TEMPO.CO, Jakarta - Para ilmuwan di Amerika Serikat telah mengembangkan helikopter quadrotor, atau quadcopter, yang dapat belajar terbang bermanuver akrobatik, bahkan menantang operator manusia.
Bersama perusahaan teknologi Intel, ilmuwan membekali pesawat nirawak itu dengan algoritma navigasi yang bisa melakukan trik menggunakan pengukuran sensor.
Dalam demonstrasi, para peneliti menerbangkan dengan gaya akrobat power loops, barrel rolls, dan matty flips, di mana drone melakukan akselerasi tinggi dan percepatan sudut ekstrim. "Drone dengan kemampuan untuk melakukan aksi rumit akan lebih efisien dalam operasi konvensional," kata tim peneliti, seperti dikutip laman Daily Mail, Rabu, 24 Juni 2020.
Ini dapat didorong ke batas fisiknya, memanfaatkan kelincahan dan kecepatannya secara penuh dan menempuh jarak yang lebih jauh dalam masa pakai baterai. Algoritma di belakang drone dapat digunakan untuk misi penyelamatan kehidupan nyata atau untuk layanan pengiriman.
Dalam lingkungan komersial, drone pengiriman yang dapat melakukan trik dan aksi cepat dapat mencapai tujuan mereka dengan lebih cepat karena dapat menghindari rintangan potensial. Profesor robotika dan kepala robotika di Universitas Zurich Davide Scaramuzza menerangkan, navigasi itu adalah langkah lain untuk mengintegrasikan drone otonom dalam kehidupan sehari-hari.

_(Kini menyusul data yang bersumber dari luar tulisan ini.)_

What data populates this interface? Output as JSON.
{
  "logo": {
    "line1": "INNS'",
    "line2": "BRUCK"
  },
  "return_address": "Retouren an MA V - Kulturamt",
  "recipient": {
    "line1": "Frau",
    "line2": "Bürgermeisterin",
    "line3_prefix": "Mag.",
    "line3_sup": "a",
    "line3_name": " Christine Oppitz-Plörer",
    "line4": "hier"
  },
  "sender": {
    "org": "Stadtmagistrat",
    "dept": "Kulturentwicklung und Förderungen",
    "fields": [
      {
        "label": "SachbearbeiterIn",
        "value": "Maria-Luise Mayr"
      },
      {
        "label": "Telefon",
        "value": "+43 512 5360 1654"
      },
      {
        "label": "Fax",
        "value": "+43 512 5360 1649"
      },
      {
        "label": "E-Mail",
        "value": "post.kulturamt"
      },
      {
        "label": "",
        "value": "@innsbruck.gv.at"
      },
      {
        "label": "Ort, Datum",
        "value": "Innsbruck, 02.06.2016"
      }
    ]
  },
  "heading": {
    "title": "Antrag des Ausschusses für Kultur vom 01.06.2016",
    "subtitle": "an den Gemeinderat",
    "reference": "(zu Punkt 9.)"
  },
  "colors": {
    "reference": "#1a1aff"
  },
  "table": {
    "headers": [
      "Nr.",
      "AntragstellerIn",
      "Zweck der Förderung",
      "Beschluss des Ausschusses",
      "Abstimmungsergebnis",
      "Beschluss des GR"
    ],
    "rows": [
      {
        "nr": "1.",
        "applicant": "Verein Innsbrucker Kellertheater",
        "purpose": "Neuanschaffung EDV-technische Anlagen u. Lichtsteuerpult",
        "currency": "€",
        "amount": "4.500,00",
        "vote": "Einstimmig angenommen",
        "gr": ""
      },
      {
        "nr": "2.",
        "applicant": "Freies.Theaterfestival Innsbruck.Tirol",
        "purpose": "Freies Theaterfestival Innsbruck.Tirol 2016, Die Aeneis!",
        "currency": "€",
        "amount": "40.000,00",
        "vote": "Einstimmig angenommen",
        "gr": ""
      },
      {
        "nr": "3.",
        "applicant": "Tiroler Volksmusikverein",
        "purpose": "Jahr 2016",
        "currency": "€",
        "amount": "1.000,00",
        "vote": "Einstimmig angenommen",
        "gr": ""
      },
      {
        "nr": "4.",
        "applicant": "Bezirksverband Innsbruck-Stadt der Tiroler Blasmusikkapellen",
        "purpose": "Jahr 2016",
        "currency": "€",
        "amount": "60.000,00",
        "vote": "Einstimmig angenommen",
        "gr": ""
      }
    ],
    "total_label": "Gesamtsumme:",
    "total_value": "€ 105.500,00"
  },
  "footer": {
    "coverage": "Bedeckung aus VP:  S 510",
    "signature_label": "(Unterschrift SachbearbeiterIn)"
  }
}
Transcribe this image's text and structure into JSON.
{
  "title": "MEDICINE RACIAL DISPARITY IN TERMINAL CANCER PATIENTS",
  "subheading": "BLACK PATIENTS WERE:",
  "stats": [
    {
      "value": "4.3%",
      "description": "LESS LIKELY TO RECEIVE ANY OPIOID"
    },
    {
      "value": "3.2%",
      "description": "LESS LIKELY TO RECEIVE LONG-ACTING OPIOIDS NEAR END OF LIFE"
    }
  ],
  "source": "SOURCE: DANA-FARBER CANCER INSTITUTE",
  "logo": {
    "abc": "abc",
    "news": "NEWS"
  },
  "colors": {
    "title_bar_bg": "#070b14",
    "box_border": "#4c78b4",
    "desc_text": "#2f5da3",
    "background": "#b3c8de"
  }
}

"Algoritma kami mempelajari cara melakukan manuver akrobatik yang menantang bahkan untuk pilot manusia terbaik," tutur Scaramuzza.
Pilot telah menggunakan manuver akrobatik untuk menguji batas pesawat mereka, dan hal yang sama berlaku untuk drone. Namun, melakukan manuver akrobatik dengan quadcopters sangat menantang dan pilot drone memerlukan bertahun-tahun latihan untuk melakukannya dengan aman, tanpa merusak perangkat keras, dan diri mereka sendiri atau orang lain.
Persyaratan keras untuk kontrol cepat dan tepat pada kecepatan tinggi membuatnya sulit untuk menyetel pengontrol, karena bahkan kesalahan kecil dapat mengakibatkan hasil yang buruk. Tim peneliti mengatakan mereka telah mengatasi risiko ini dengan membiarkan drone melakukan prosedur pelatihan sendiri.
Inti dari algoritma ini terletak pada jaringan saraf tiruan yang menggabungkan input dari kamera dan sensor yang terpasang dan menerjemahkan informasi langsung ke perintah kontrol. Jaringan saraf dilatih melalui versi simulasi manuver akrobatik, yang memotong kebutuhan untuk demonstrasi mahal oleh pilot manusia dan risiko kerusakan pada quadcopter.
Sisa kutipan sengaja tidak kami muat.